IRE1 silencing attenuates IRF4 activity
The evidence that IRE1 knockdown depleted both the IRF4 mRNA and protein suggested that IRE1 may primarily control IRF4 at the mRNA level. Indeed, an actinomycin D chase experiment revealed that IRE1 knockdown slightly accelerated IRF4 mRNA degradation (Fig. S2A), but this effect seemed too modest to fully explain the overall reduction in IRF4 mRNA. Importantly, nascent-mRNA analysis showed that IRE1 silencing significantly reduced de novo IRF4 transcription, affecting this particular feature more substantially than mRNA turnover (Fig. 2A; Fig. S2A). Our transcriptomic data12 indicated that IRE1 silencing in AMO1 cells upregulated the IRF4-inducing NFκB pathway32. Therefore, we interrogated several other transcription factors previously shown to either suppress (MITF) or induce (Ikaros, Aiolos, Myc) IRF433. However, IRE1 knockdown downregulated MITF mRNA and protein (Fig. 2B). Furthermore, IRE1 silencing did not decrease Ikaros/IKZF1 and Aiolos/IKZF3 mRNA levels (Fig. 2C), and although it did deplete the Aiolos protein (Fig. 2D), this occurred later than the downregulation of the IRF4 protein. Moreover, while IRE1 silencing decreased MYC mRNA and protein abundance (Fig. 2D; Fig. S2B), MYC knockdown did not reduce IRF4 mRNA or protein expression (Fig. 2E; Fig. S2C). Taken together, this data excluded these previously known IRF4-regulating transcription factors from instigating transcriptional control of IRF4 downstream to IRE1.

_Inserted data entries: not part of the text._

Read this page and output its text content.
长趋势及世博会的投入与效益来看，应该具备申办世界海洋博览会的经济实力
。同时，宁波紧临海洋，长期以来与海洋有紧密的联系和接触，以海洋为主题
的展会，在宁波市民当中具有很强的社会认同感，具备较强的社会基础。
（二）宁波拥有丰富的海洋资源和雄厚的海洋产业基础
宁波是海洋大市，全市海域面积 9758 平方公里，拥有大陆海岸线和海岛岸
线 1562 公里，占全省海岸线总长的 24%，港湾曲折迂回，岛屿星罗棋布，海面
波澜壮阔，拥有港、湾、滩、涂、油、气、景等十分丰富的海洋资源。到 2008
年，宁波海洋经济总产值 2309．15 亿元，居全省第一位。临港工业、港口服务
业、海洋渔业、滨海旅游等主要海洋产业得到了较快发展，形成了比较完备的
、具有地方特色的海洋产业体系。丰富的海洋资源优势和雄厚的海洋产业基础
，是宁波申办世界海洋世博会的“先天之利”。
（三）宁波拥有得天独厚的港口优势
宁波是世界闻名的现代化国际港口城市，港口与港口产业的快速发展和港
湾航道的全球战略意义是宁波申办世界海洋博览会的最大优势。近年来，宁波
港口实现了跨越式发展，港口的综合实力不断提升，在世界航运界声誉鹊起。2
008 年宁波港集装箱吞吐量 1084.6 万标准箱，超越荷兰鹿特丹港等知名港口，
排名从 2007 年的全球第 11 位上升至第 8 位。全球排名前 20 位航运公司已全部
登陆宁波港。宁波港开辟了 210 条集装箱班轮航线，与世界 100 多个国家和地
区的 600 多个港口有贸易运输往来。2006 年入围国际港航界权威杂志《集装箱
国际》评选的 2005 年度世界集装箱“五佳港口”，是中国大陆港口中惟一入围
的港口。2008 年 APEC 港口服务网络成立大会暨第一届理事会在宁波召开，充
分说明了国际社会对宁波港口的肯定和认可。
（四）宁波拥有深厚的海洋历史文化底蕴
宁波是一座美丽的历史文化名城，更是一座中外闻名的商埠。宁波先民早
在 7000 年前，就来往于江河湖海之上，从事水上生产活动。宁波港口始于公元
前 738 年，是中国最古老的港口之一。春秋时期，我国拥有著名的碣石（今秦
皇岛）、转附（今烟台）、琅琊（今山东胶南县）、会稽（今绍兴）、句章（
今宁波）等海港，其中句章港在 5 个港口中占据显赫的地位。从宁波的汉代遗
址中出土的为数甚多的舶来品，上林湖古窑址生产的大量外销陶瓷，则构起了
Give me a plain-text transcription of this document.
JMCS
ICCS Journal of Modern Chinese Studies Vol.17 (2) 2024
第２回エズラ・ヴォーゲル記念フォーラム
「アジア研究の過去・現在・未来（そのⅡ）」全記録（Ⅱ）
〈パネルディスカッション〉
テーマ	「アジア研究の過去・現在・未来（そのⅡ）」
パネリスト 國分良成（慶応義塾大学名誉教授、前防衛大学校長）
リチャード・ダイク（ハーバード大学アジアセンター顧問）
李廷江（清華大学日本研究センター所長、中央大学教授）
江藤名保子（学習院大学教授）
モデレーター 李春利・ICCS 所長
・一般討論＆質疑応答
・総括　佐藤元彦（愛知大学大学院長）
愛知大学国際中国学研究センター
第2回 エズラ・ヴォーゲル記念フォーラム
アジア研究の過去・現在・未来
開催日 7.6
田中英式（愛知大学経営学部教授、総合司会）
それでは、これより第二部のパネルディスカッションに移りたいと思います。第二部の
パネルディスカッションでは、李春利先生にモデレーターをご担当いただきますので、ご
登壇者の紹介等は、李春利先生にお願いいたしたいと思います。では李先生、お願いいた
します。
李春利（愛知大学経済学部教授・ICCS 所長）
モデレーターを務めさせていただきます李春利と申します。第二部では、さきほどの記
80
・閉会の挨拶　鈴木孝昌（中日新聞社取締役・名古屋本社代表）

Cycloheximide-chase experiments further revealed that IRE1 knockdown did not increase turnover of the IRF4 protein; rather, it augmented IRF4 protein stability (Fig. 2F). This contrasted with a destabilization of IRF4 upon XBP1 knockdown (Fig. S2D). Moreover, a specific E1 ubiquitin-ligase inhibitor did not restore IRF4 levels during IRE1 silencing (Fig. S2E). These data suggested that IRE1 silencing does not downregulate IRF4 by reducing its protein stability. Since IRF4 is an auto-stimulatory transcription factor13,34, we next interrogated the activity of IRF4 itself. Subcellular fractionation revealed that IRE1 silencing markedly decreased the amount of IRF4 bound to chromatin (Fig. 2G), indicating a functional disruption of IRF4 activity. Furthermore, IRE1 silencing but not enzymatic blockade of IRE1 with kinase or RNase inhibitors significantly increased IRF4 phosphorylation on Ser114 as well as Ser270 (Fig. 2H). To examine the functional consequence of these phosphorylation sites, we ectopically expressed in AMO1 cells a non phosphorylatable IRF4 mutant in which we substituted the targeted serines with alanines (S114A_S270A). This mutant displayed a 5-fold increase in its chromatin-binding capacity as compared to WT IRF4 (Fig. 2I; Fig. S2F), indicating that phosphorylation on these sites inhibits IRF4 activity. Together, these findings suggest that IRE1 controls IRF4 transcription mainly by regulating IRF4’s phosphorylation state, chromatin binding and self-inducing activity.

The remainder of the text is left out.